Can Carter make the ballot this time? LL’s not sure, given that Carter left the mayor’s race in the face of two petition challenges. There’s evidence that he’s planning a more substantial campaign this time, though—-reached this morning, Carter said he was too busy making fundraising plans to talk with LL.
If Carter keeps running for office, he could see his future across from him at debates in the form of frequent candidate Calvin Gurley. Gurley just finished up an unsuccessful primary challenge to Council chairman Phil Mendelson and, like Carter, picked up his petitions last week.
Along with Carter and Gurley—-two people who are always on the hunt for elected office—-the at-large field now includes someone who’s happy to give up an office after winning it. Ward 7 resident Courtney R. Snowden scored an alternate national committeewoman spot on the D.C. Democratic State Committee in April’s primary with nearly 60 percent of the vote. That puts her in an awkward spot for running for the at-large seat, which is reserved for non-Democrats.

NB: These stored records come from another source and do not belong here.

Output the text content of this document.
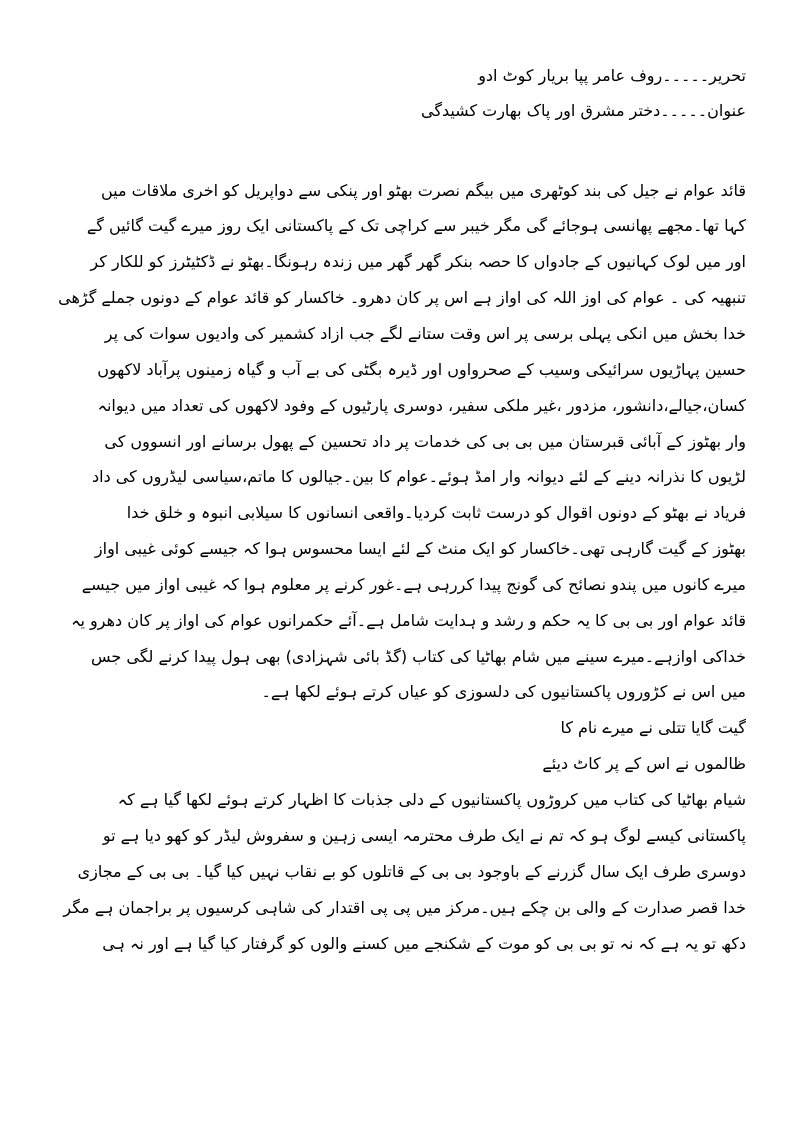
تحریر۔۔۔۔۔روف عامر پپا بریار کوٹ ادو

عنوان۔۔۔۔۔دختر مشرق اور پاک بھارت کشیدگی

قائد عوام نے جیل کی بند کوٹھری میں بیگم نصرت بھٹو اور پنکی سے دواپریل کو اخری ملاقات میں

کہا تھا۔مجھے پھانسی ہوجائے گی مگر خیبر سے کراچی تک کے پاکستانی ایک روز میرے گیت گائیں گے

اور میں لوک کہانیوں کے جادواں کا حصہ بنکر گھر گھر میں زندہ رہونگا۔بھٹو نے ڈکٹیٹرز کو للکار کر

تنبھیہ کی ۔ عوام کی اوز اللہ کی اواز ہے اس پر کان دھرو۔ خاکسار کو قائد عوام کے دونوں جملے گڑھی

خدا بخش میں انکی پہلی برسی پر اس وقت ستانے لگے جب ازاد کشمیر کی وادیوں سوات کی پر

حسین پہاڑیوں سرائیکی وسیب کے صحرواوں اور ڈیرہ بگٹی کی بے آب و گیاہ زمینوں پرآباد لاکھوں

کسان،جیالے،دانشور، مزدور ،غیر ملکی سفیر، دوسری پارٹیوں کے وفود لاکھوں کی تعداد میں دیوانہ

وار بھٹوز کے آبائی قبرستان میں بی بی کی خدمات پر داد تحسین کے پھول برسانے اور انسووں کی

لڑیوں کا نذرانہ دینے کے لئے دیوانہ وار امڈ ہوئے۔عوام کا بین۔جیالوں کا ماتم،سیاسی لیڈروں کی داد

فریاد نے بھٹو کے دونوں اقوال کو درست ثابت کردیا۔واقعی انسانوں کا سیلابی انبوہ و خلق خدا

بھٹوز کے گیت گارہی تھی۔خاکسار کو ایک منٹ کے لئے ایسا محسوس ہوا کہ جیسے کوئی غیبی اواز

میرے کانوں میں پندو نصائح کی گونج پیدا کررہی ہے۔غور کرنے پر معلوم ہوا کہ غیبی اواز میں جیسے

قائد عوام اور بی بی کا یہ حکم و رشد و ہدایت شامل ہے۔آئے حکمرانوں عوام کی اواز پر کان دھرو یہ

خداکی اوازہے۔میرے سینے میں شام بھاٹیا کی کتاب (گڈ بائی شہزادی) بھی ہول پیدا کرنے لگی جس

میں اس نے کڑوروں پاکستانیوں کی دلسوزی کو عیاں کرتے ہوئے لکھا ہے۔

گیت گایا تتلی نے میرے نام کا

ظالموں نے اس کے پر کاٹ دیئے

شیام بھاٹیا کی کتاب میں کروڑوں پاکستانیوں کے دلی جذبات کا اظہار کرتے ہوئے لکھا گیا ہے کہ

پاکستانی کیسے لوگ ہو کہ تم نے ایک طرف محترمہ ایسی زہین و سفروش لیڈر کو کھو دیا ہے تو

دوسری طرف ایک سال گزرنے کے باوجود بی بی کے قاتلوں کو بے نقاب نہیں کیا گیا۔ بی بی کے مجازی

خدا قصر صدارت کے والی بن چکے ہیں۔مرکز میں پی پی اقتدار کی شاہی کرسیوں پر براجمان ہے مگر

دکھ تو یہ ہے کہ نہ تو بی بی کو موت کے شکنجے میں کسنے والوں کو گرفتار کیا گیا ہے اور نہ ہی
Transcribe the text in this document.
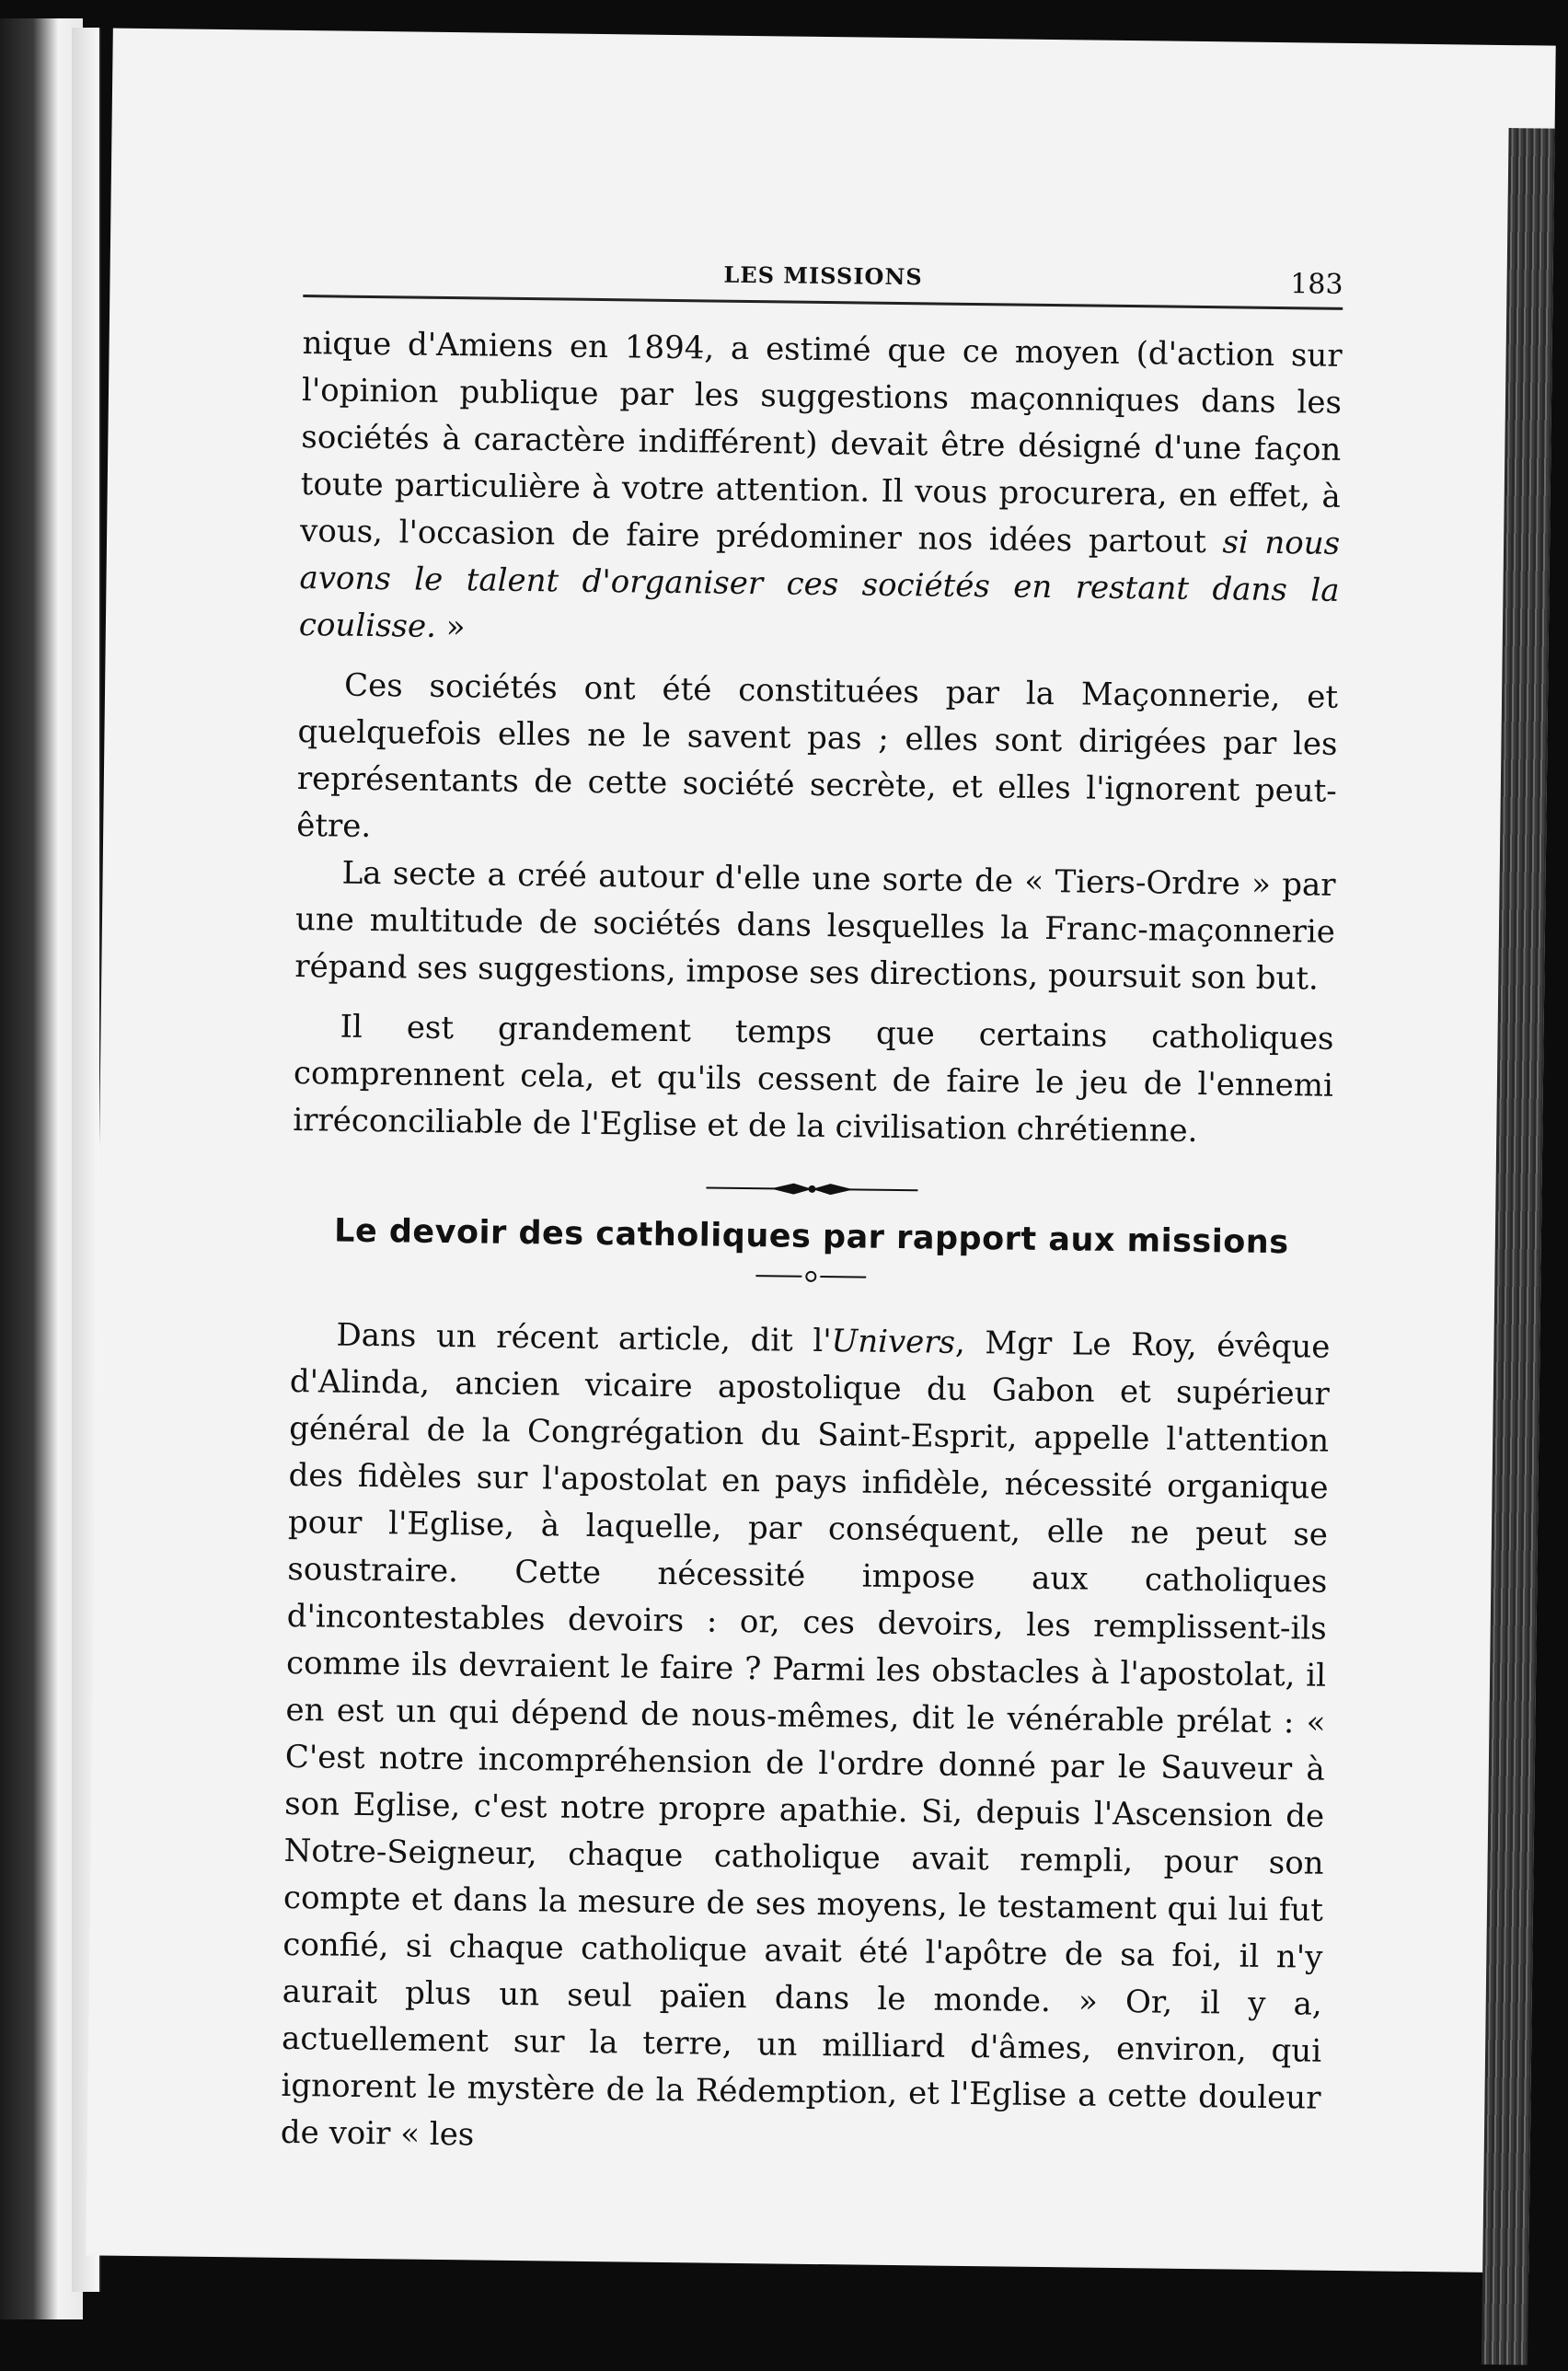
LES MISSIONS	183

nique d'Amiens en 1894, a estimé que ce moyen (d'action sur l'opinion publique par les suggestions maçonniques dans les sociétés à caractère indifférent) devait être désigné d'une façon toute particulière à votre attention. Il vous procurera, en effet, à vous, l'occasion de faire prédominer nos idées partout si nous avons le talent d'organiser ces sociétés en restant dans la coulisse. »

Ces sociétés ont été constituées par la Maçonnerie, et quelquefois elles ne le savent pas ; elles sont dirigées par les représentants de cette société secrète, et elles l'ignorent peut-être.

La secte a créé autour d'elle une sorte de « Tiers-Ordre » par une multitude de sociétés dans lesquelles la Franc-maçonnerie répand ses suggestions, impose ses directions, poursuit son but.

Il est grandement temps que certains catholiques comprennent cela, et qu'ils cessent de faire le jeu de l'ennemi irréconciliable de l'Eglise et de la civilisation chrétienne.

Le devoir des catholiques par rapport aux missions

Dans un récent article, dit l'Univers, Mgr Le Roy, évêque d'Alinda, ancien vicaire apostolique du Gabon et supérieur général de la Congrégation du Saint-Esprit, appelle l'attention des fidèles sur l'apostolat en pays infidèle, nécessité organique pour l'Eglise, à laquelle, par conséquent, elle ne peut se soustraire. Cette nécessité impose aux catholiques d'incontestables devoirs : or, ces devoirs, les remplissent-ils comme ils devraient le faire ? Parmi les obstacles à l'apostolat, il en est un qui dépend de nous-mêmes, dit le vénérable prélat : « C'est notre incompréhension de l'ordre donné par le Sauveur à son Eglise, c'est notre propre apathie. Si, depuis l'Ascension de Notre-Seigneur, chaque catholique avait rempli, pour son compte et dans la mesure de ses moyens, le testament qui lui fut confié, si chaque catholique avait été l'apôtre de sa foi, il n'y aurait plus un seul païen dans le monde. » Or, il y a, actuellement sur la terre, un milliard d'âmes, environ, qui ignorent le mystère de la Rédemption, et l'Eglise a cette douleur de voir « les
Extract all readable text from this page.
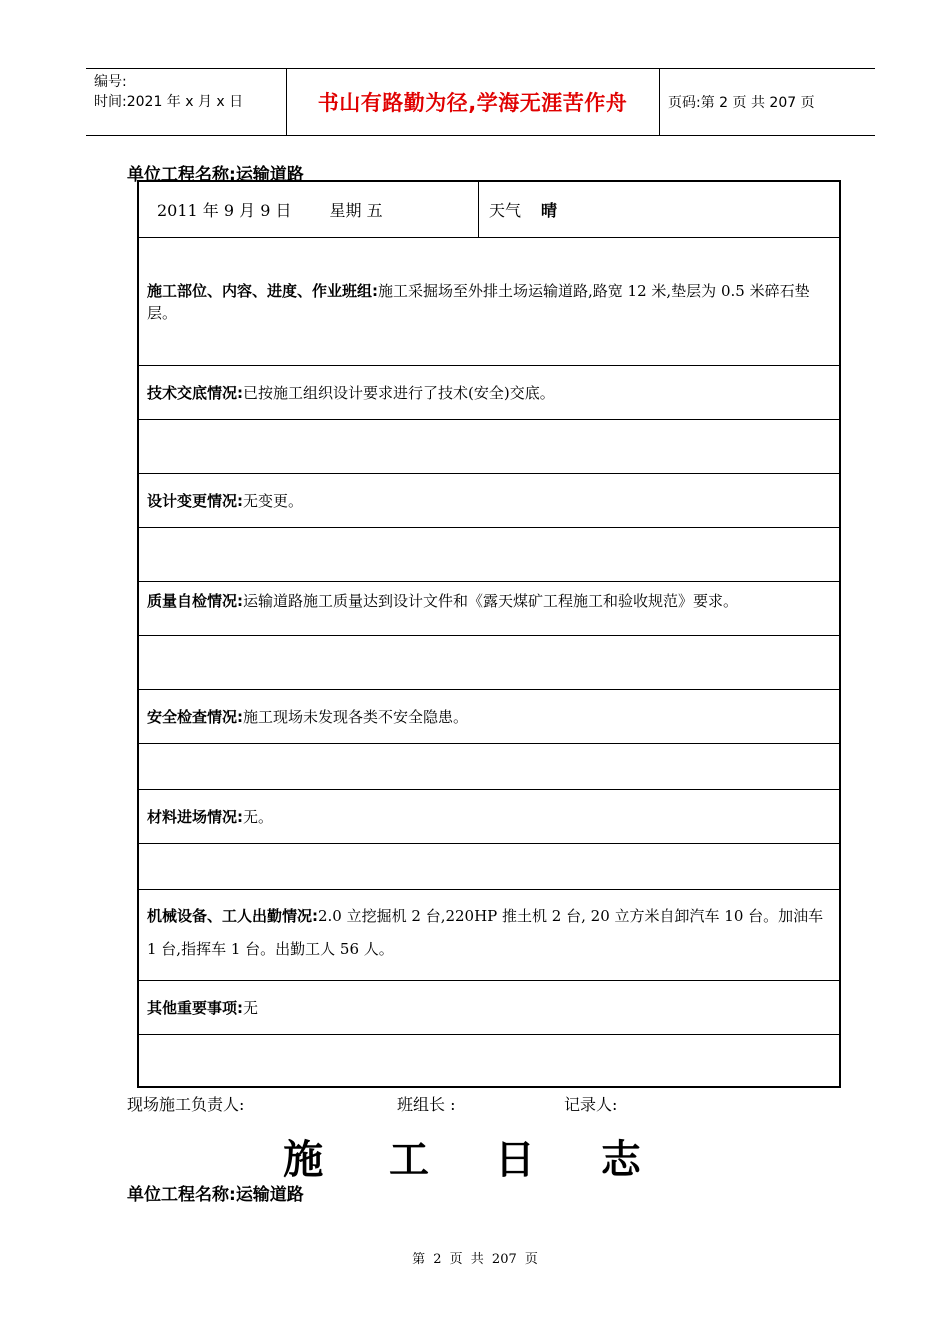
编号:
时间:2021 年 x 月 x 日	书山有路勤为径,学海无涯苦作舟	页码:第 2 页 共 207 页
单位工程名称:运输道路
2011 年 9 月 9 日 星期 五	天气 晴
施工部位、内容、进度、作业班组:施工采掘场至外排土场运输道路,路宽 12 米,垫层为 0.5 米碎石垫层。
技术交底情况:已按施工组织设计要求进行了技术(安全)交底。
设计变更情况:无变更。
质量自检情况:运输道路施工质量达到设计文件和《露天煤矿工程施工和验收规范》要求。
安全检查情况:施工现场未发现各类不安全隐患。
材料进场情况:无。
机械设备、工人出勤情况:2.0 立挖掘机 2 台,220HP 推土机 2 台, 20 立方米自卸汽车 10 台。加油车 1 台,指挥车 1 台。出勤工人 56 人。
其他重要事项:无
现场施工负责人:	班组长 :	记录人:
施 工 日 志
单位工程名称:运输道路
第 2 页 共 207 页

No problem! In a press release today, Snowden announces that she’s giving up her new post to run for the Council seat. In a move that’s sure to cause agita for Statehood Greens and Republicans sick of Democrats changing, Snowden writes in a letter to Councilmember and State Committee boss Anita Bonds that, although she’s switched party registration, she’s still a Democrat at heart.
“I am committed to the Democratic principles on which I ran in April, and I have been honored to serve as the Alternate National Committeewoman, even if only briefly,” Snowden writes.